Última Atualização: 02/09/2024

Seu tímpano ainda parecia reverberar, seguindo uma batida que ele não sabia se era o eco persistente de seu amplificador recém-abandonado ou apenas uma tentativa de seu coração de mostrar que estava prestes a explodir e pular pela boca.
A segunda opção parecia mais coerente. Especialmente quando aqueles morcegos horrorosos continuavam se arremessando contra o alambrado, expondo as presas e guinchando.
Mas mesmo com a confusão do som intruso, ele pôde facilmente compreender o que estava acontecendo quando o barulho lá fora mudou:
— Eles estão no teto — Eddie disse, erguendo sua lança improvisada e torcendo para que Erica tivesse feito um bom trabalho com ela.
— Merda, merda, merda, merda, merda — Dustin continuou repetindo, mudando o foco de seu olhar para onde o amigo apontava. Com alguns passos, ele enxergou o verdadeiro problema. — Eles não conseguiriam entrar, né?
Em um rompante, imediatamente seguido pelos gritos dos dois, a ventoinha foi brutalmente quebrada por um daqueles pequenos demônios grotescos.

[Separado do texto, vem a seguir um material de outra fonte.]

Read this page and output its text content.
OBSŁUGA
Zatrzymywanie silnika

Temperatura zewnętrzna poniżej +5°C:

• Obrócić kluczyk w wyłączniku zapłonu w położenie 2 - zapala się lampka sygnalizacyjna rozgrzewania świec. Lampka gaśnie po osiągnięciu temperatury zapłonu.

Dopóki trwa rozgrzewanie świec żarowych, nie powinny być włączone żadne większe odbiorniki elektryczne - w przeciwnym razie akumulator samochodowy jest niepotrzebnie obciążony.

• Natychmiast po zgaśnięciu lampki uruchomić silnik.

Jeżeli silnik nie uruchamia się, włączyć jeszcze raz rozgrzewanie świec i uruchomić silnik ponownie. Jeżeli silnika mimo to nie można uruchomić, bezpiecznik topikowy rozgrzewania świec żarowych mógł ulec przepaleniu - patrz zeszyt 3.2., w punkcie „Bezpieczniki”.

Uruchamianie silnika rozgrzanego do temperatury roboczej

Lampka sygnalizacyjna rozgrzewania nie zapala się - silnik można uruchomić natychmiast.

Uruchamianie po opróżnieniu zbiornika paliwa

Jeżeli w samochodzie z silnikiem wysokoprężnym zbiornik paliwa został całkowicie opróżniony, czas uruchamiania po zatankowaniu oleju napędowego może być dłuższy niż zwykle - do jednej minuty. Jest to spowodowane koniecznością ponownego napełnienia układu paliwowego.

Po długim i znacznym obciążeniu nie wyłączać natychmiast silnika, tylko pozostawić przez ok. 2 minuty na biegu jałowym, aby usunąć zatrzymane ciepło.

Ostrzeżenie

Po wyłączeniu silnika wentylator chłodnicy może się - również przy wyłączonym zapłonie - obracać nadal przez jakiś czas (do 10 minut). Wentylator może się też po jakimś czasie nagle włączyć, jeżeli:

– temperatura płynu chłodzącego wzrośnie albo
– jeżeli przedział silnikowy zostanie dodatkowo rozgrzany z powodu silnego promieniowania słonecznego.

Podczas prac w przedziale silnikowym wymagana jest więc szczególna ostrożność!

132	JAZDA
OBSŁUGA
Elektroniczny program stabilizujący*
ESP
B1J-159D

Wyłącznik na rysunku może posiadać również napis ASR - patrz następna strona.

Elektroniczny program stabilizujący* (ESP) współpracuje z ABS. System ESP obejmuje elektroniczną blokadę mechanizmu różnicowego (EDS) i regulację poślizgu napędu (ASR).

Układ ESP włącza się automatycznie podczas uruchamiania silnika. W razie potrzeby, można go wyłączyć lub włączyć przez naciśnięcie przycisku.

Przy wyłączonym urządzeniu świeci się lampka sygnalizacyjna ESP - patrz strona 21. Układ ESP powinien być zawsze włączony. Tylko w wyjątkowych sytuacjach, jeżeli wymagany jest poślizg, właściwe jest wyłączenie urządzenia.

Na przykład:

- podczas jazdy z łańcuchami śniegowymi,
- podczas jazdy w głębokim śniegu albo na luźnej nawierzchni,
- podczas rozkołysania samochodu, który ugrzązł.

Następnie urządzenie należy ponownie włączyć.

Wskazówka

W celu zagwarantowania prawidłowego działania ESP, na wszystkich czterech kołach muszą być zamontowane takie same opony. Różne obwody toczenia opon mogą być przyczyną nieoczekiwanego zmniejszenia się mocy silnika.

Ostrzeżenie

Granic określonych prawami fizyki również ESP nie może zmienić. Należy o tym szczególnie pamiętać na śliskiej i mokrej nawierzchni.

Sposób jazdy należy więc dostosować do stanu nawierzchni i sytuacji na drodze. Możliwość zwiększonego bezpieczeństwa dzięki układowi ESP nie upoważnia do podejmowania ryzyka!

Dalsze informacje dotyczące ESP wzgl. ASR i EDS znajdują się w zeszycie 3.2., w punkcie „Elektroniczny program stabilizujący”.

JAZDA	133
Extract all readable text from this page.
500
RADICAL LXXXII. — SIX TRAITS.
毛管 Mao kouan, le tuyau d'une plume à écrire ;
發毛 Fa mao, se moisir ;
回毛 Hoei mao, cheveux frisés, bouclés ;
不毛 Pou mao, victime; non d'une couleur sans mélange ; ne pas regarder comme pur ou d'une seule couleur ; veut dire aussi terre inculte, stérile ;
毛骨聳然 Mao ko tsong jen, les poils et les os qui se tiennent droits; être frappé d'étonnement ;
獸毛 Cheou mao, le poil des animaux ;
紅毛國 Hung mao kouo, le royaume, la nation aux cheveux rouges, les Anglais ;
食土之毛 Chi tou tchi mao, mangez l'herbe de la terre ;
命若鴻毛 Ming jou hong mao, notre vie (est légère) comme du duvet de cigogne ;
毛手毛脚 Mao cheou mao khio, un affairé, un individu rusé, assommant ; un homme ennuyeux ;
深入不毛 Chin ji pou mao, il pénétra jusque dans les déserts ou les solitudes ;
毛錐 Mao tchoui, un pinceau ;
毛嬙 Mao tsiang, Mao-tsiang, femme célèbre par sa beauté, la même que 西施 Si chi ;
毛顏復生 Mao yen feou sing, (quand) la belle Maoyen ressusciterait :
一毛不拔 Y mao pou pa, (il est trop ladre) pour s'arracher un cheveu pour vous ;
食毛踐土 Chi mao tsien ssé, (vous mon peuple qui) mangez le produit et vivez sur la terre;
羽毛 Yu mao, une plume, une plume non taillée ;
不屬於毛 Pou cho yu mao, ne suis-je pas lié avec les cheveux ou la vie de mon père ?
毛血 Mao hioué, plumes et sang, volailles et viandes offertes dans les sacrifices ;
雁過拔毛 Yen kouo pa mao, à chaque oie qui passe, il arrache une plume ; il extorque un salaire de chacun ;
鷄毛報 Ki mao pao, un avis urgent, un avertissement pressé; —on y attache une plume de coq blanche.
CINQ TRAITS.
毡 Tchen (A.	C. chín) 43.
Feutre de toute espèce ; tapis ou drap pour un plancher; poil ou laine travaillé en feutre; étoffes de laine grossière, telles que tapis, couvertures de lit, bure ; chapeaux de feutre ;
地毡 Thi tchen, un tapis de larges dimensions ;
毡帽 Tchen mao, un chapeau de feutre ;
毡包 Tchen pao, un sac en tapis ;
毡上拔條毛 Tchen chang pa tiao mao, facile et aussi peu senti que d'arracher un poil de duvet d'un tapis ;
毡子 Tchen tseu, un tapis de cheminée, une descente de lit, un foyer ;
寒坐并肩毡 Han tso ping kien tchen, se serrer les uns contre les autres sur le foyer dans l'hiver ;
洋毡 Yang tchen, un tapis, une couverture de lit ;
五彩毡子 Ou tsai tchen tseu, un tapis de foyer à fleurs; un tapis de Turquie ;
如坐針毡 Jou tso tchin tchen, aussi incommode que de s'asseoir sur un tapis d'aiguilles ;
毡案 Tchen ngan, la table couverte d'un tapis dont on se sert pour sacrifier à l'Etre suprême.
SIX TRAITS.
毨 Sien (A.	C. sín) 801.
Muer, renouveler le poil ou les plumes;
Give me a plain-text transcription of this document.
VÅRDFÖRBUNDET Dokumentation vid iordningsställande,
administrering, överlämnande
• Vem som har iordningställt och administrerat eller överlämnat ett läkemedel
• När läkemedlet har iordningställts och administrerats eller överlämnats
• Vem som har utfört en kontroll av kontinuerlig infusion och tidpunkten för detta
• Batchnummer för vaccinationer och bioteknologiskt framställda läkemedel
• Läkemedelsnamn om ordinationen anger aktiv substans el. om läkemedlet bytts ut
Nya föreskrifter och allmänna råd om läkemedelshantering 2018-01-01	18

— Morram! Morram, seus merdas! — Dustin bradava, enquanto impulsionava a lâmina para o alto, buscando acertá-los antes que pudessem tomar a péssima decisão de entrar.
O mais velho seguiu seus movimentos, imitando-o e impedindo que os bichos os alcançassem. Precisavam ganhar para os outros o máximo de tempo que conseguissem. Aquilo não seria o suficiente para atrasá-los.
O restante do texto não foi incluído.